Although the costs of CarbFix process are high – an estimated US$17/t of CO2 – the team hope that the approach might have the cost advantage over traditional CCS methods in the long run. Because of the risk of leakage, a conventional storage site would have to be monitored, potentially for hundreds of years, at a cost that is difficult to estimate. A CarbFix site, with its stable minerals, could be left alone.

But even if CCS science develops, it likely will not reach the kind of scale—billions of tonnes of stored carbon—that is necessary to fight climate change. The technology faces two major obstacles: Economic cost and political indifference. The costs outlined by CarbFix highlight just how extraordinarily expensive it is to capture and store carbon. It not only requires power plants to install equipment for capturing and transporting the carbon, but also necessitates huge water reserves. Coal companies have no incentive to invest in the technology on their own, when it is inexpensive to let carbon escape into the air. This may be why companies, such as Peabody Energy, are happy to promote the idea of “clean coal” and leave it at that: as an idea, with no actual investment. Peabody is notorious in the UK for its run in with the country's advertising authority, which ruled Peabody's "Advanced Energy For Life" advertising campaign was "misleading" in the way it used the term 'clean coal'. The term is misleading, the argument goes, because there is nothing clean about coal – the most polluting of the fossil fuels – and that CCS is undeveloped and at any rate can never truly negate the emissions released by the burning of the "black stuff". Coal companies know this, and so they, like Peabody, are happy to tout lines about CCS and pay lip service to the idea of reducing emissions without taking any real course of action to curb global warming and climate change. This attitude explains why there are only a handful of large projects around the world. And why would the coal industry want to spend its money on expensive technology? The US$17/t cost of CarbFix's method is, after all, about twice the cost of transporting and injecting the gas alone.
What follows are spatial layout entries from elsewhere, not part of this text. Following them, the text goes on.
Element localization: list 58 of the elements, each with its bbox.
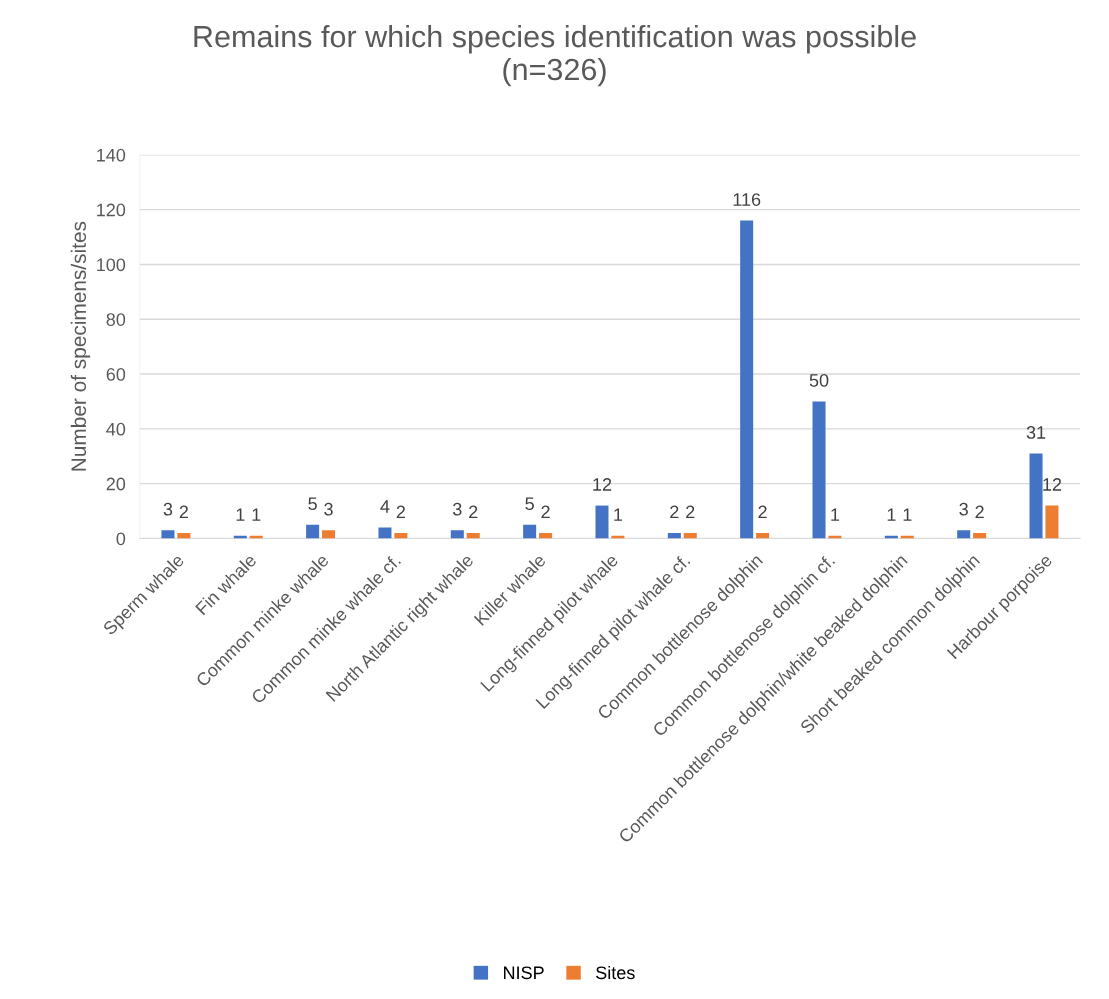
data-label: 2 [670,505,679,519]
bar [595,505,609,539]
data-label: 4 [380,500,390,513]
data-label: 2 [469,505,478,519]
y-tick-label: 100 [97,258,126,272]
bar [539,532,553,539]
y-tick-label: 20 [106,477,126,491]
bar [957,530,971,539]
data-label: 5 [525,497,534,511]
bar [177,532,191,539]
bar [1045,505,1059,539]
data-label: 2 [396,505,405,519]
data-label: 1 [887,508,896,521]
bar [523,524,537,539]
data-label: 3 [452,502,462,516]
data-label: 2 [179,505,188,519]
bar [667,532,681,539]
legend-label: Sites [596,965,635,980]
data-label: 12 [1043,478,1062,491]
bar [683,532,697,539]
bar [756,532,770,539]
bar [378,527,392,539]
data-label: 2 [541,505,550,519]
data-label: 1 [831,508,840,521]
data-label: 12 [593,478,612,491]
bar [450,530,464,539]
y-axis-title: Number of specimens/sites [70,221,91,471]
bar [1029,453,1043,539]
data-label: 1 [903,508,912,521]
data-label: 1 [236,508,245,521]
y-tick-label: 0 [116,532,126,546]
data-label: 2 [758,505,767,519]
chart-title: Remains for which species identification was possible (n=326) [194,24,916,87]
data-label: 5 [308,497,317,511]
data-label: 2 [686,505,695,519]
y-tick-label: 40 [106,422,126,436]
bar [306,524,320,539]
data-label: 1 [252,508,261,521]
bar [161,530,175,539]
bar [394,532,408,539]
bar [812,401,826,539]
bar [740,220,754,539]
data-label: 3 [324,502,333,516]
y-tick-label: 60 [106,367,126,381]
y-tick-label: 140 [97,148,126,162]
data-label: 2 [975,505,984,519]
bar [973,532,987,539]
bar [466,532,480,539]
bar [322,530,336,539]
data-label: 3 [163,502,173,516]
y-tick-label: 80 [106,313,126,326]
y-tick-label: 120 [97,203,126,217]
data-label: 1 [614,508,623,521]
data-label: 116 [733,193,761,206]
legend-label: NISP [504,966,544,980]
data-label: 50 [809,373,829,387]
data-label: 31 [1026,426,1046,439]
data-label: 3 [959,502,968,516]
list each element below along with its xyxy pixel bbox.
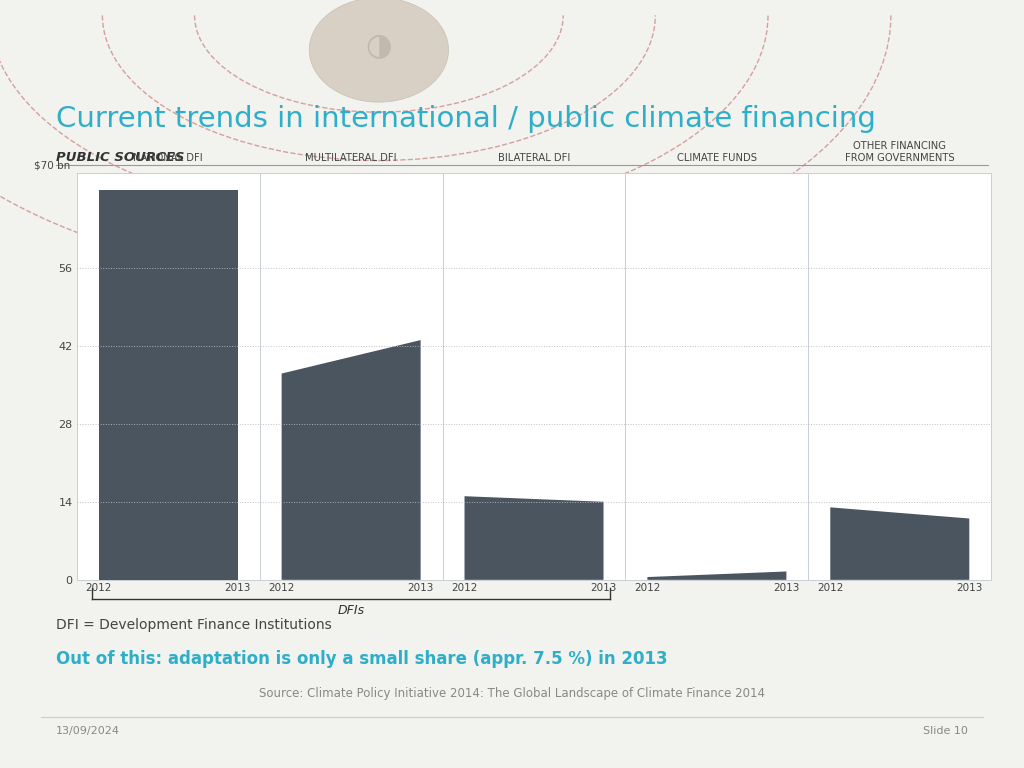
Text: OTHER FINANCING
FROM GOVERNMENTS: OTHER FINANCING FROM GOVERNMENTS	[845, 141, 954, 163]
Text: Source: Climate Policy Initiative 2014: The Global Landscape of Climate Finance : Source: Climate Policy Initiative 2014: …	[259, 687, 765, 700]
Polygon shape	[282, 340, 421, 580]
Circle shape	[309, 0, 449, 102]
Text: PUBLIC SOURCES: PUBLIC SOURCES	[56, 151, 184, 164]
Text: NATIONAL DFI: NATIONAL DFI	[133, 153, 203, 163]
Text: $70 bn: $70 bn	[34, 160, 70, 170]
Polygon shape	[830, 508, 970, 580]
Text: ◑: ◑	[366, 31, 392, 61]
Text: DFIs: DFIs	[338, 604, 365, 617]
Text: CLIMATE FUNDS: CLIMATE FUNDS	[677, 153, 757, 163]
Text: Current trends in international / public climate financing: Current trends in international / public…	[56, 105, 877, 133]
Polygon shape	[98, 190, 238, 580]
Text: 13/09/2024: 13/09/2024	[56, 726, 121, 736]
Text: Slide 10: Slide 10	[923, 726, 968, 736]
Polygon shape	[465, 496, 603, 580]
Text: DFI = Development Finance Institutions: DFI = Development Finance Institutions	[56, 618, 332, 632]
Text: MULTILATERAL DFI: MULTILATERAL DFI	[305, 153, 397, 163]
Text: Out of this: adaptation is only a small share (appr. 7.5 %) in 2013: Out of this: adaptation is only a small …	[56, 650, 668, 668]
Text: BILATERAL DFI: BILATERAL DFI	[498, 153, 570, 163]
Polygon shape	[647, 571, 786, 580]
Of course, regulation and the right policies can compel companies to invest in CCS. For example, an aggressive tax on carbon—essentially fining companies for polluting—would help to make CCS more appealing. The Obama administration’s proposed regulations on power plants also require future plants to invest in CCS technology to capture between 30 – 50% of their carbon emissions. 
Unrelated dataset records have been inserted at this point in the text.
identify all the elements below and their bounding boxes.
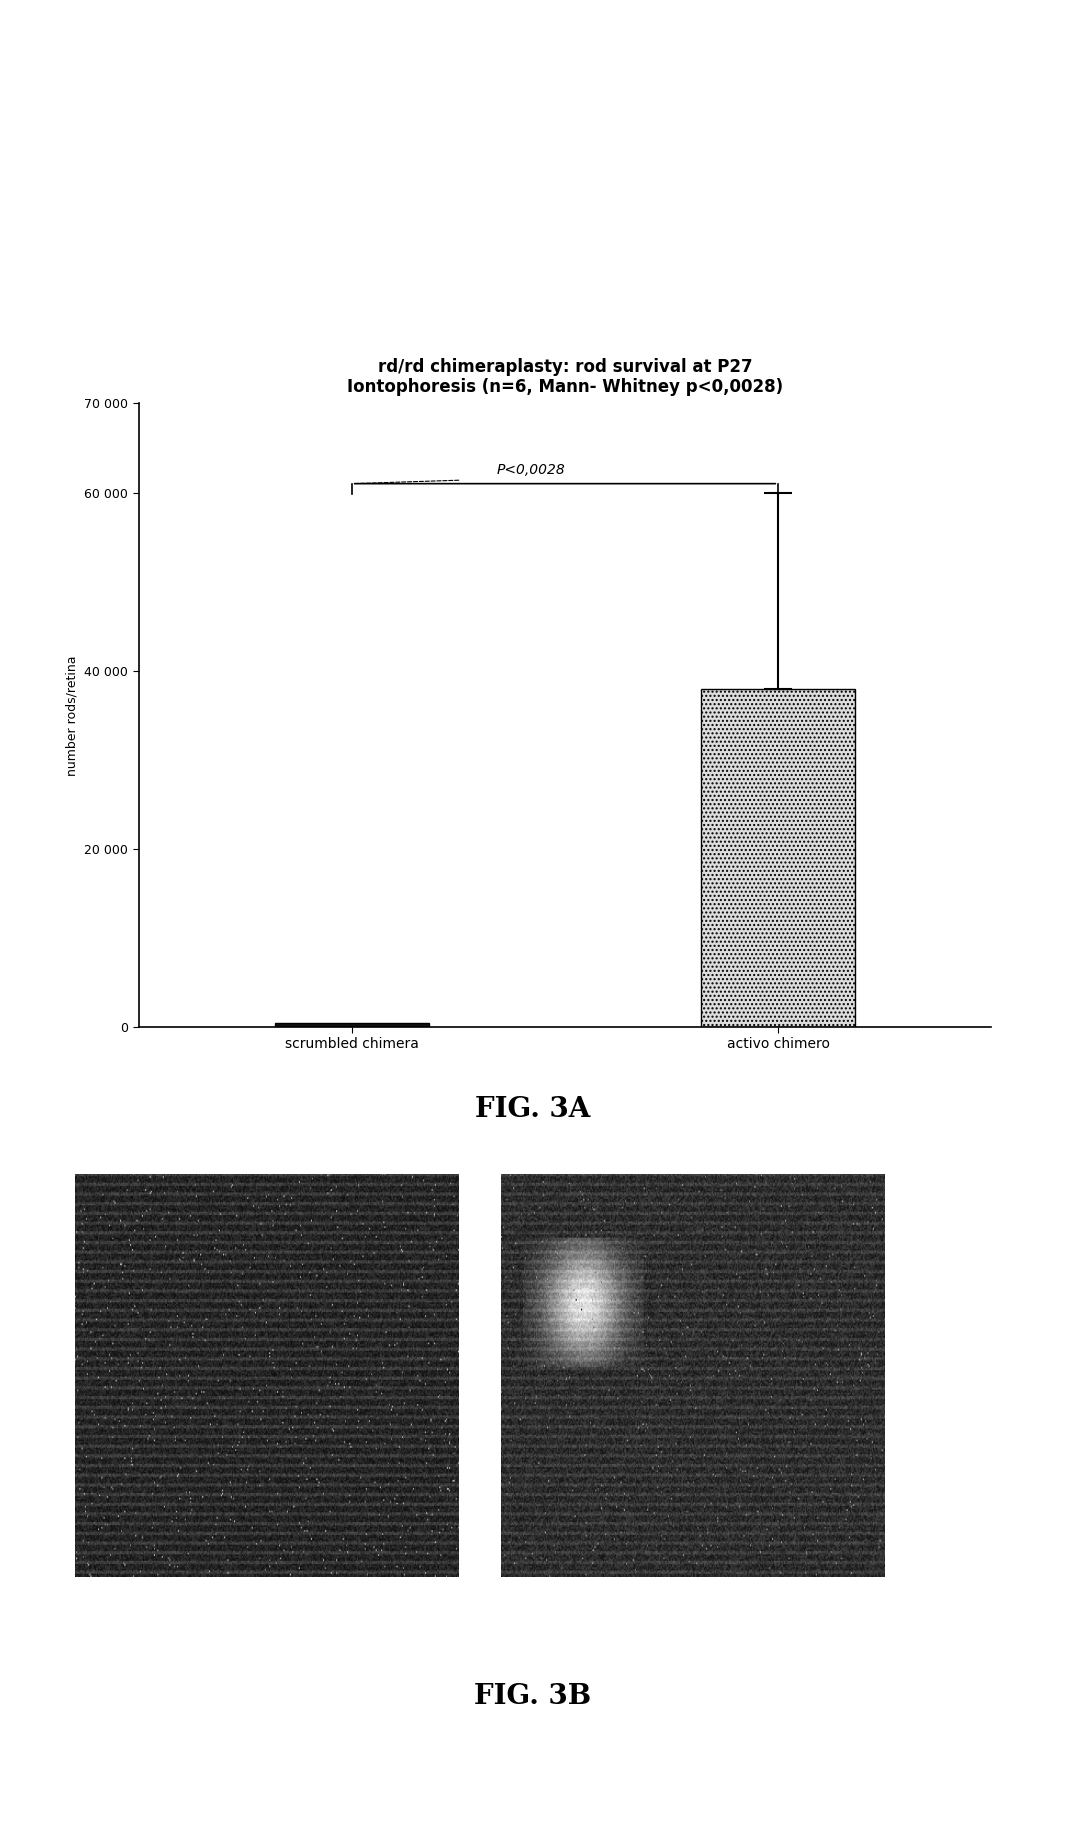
Title: rd/rd chimeraplasty: rod survival at P27
Iontophoresis (n=6, Mann- Whitney p<0,0: rd/rd chimeraplasty: rod survival at P27… bbox=[346, 358, 784, 396]
Text: FIG. 3A: FIG. 3A bbox=[475, 1097, 591, 1122]
Bar bbox=[275, 1023, 429, 1027]
Y-axis label: number rods/retina: number rods/retina bbox=[66, 655, 79, 776]
Bar bbox=[701, 688, 855, 1027]
Text: FIG. 3B: FIG. 3B bbox=[474, 1684, 592, 1709]
Text: P<0,0028: P<0,0028 bbox=[497, 462, 565, 477]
Arguably, however, investing in renewables and energy efficiency makes more sense than mandating an unproven technology that does not solve long-term warming. As the Times noted: “given the economics of carbon storage are already poor, it is difficult to see many companies taking on the added expense of injecting water, too.”
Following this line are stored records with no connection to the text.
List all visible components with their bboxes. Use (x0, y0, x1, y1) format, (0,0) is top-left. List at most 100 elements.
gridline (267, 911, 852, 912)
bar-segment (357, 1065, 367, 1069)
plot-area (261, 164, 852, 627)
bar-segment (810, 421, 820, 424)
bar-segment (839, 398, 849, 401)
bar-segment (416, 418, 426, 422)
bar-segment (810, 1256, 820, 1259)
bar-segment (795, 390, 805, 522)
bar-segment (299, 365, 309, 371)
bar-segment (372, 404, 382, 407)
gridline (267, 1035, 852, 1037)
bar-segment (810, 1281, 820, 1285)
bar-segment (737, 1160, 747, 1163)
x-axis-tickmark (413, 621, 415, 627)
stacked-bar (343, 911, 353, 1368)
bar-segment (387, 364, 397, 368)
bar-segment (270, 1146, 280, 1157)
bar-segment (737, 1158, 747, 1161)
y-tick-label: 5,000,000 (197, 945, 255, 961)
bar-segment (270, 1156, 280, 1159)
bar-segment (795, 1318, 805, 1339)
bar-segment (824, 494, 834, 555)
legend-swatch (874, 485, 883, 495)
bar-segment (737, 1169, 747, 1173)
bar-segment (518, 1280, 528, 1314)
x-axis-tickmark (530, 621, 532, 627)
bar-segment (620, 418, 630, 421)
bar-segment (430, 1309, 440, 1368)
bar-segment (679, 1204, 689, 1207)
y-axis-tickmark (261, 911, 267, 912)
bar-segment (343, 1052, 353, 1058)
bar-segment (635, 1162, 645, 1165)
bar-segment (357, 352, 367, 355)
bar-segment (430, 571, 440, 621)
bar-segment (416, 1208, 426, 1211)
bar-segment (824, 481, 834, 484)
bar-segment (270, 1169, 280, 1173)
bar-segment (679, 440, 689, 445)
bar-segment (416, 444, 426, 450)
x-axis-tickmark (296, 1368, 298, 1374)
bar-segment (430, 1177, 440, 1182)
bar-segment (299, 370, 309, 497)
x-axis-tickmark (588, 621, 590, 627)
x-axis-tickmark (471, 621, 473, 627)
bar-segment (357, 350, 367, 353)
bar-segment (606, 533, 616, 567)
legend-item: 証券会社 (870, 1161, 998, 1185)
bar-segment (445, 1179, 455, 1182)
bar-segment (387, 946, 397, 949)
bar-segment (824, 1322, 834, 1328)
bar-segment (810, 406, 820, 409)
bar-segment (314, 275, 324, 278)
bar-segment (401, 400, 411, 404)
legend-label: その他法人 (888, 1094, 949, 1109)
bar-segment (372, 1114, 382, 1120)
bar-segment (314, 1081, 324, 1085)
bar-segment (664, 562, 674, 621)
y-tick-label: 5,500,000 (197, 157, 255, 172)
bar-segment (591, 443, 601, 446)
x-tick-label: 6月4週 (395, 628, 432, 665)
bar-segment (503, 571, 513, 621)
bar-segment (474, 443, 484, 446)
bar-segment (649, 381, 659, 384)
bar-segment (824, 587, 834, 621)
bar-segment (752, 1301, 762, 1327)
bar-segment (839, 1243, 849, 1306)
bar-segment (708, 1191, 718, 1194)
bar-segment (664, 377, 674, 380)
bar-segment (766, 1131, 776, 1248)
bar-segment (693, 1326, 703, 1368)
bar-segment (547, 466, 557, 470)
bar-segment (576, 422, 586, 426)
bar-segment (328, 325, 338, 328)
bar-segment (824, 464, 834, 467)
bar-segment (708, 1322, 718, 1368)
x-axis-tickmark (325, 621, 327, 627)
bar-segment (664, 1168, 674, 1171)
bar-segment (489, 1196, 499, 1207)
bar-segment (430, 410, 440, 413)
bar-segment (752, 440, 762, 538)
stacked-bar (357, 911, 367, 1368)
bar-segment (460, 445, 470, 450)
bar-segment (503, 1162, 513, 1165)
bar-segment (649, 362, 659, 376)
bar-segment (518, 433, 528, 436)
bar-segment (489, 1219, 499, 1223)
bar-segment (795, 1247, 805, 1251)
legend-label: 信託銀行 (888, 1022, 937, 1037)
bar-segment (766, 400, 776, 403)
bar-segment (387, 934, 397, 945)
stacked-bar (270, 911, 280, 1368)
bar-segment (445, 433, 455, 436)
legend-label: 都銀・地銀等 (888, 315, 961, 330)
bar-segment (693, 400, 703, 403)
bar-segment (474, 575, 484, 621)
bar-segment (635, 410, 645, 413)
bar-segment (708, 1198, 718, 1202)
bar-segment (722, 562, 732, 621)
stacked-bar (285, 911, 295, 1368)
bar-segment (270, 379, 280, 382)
According to a report from the National Research Council and National Academy of Sciences, "most carbon dioxide removal strategies have limited technical capacity, and absent some unforeseen technological innovation, large-scale deployment would cost as much or more than replacing fossil fuels with low carbon-emission energy sources." When it comes to mitigating climate change, the report said, "There is no substitute for dramatic reductions in greenhouse gas emissions."

In short therefore, it seems as though the time may have come when we begin to leave coal and other fossil fuels where they come from: in the ground.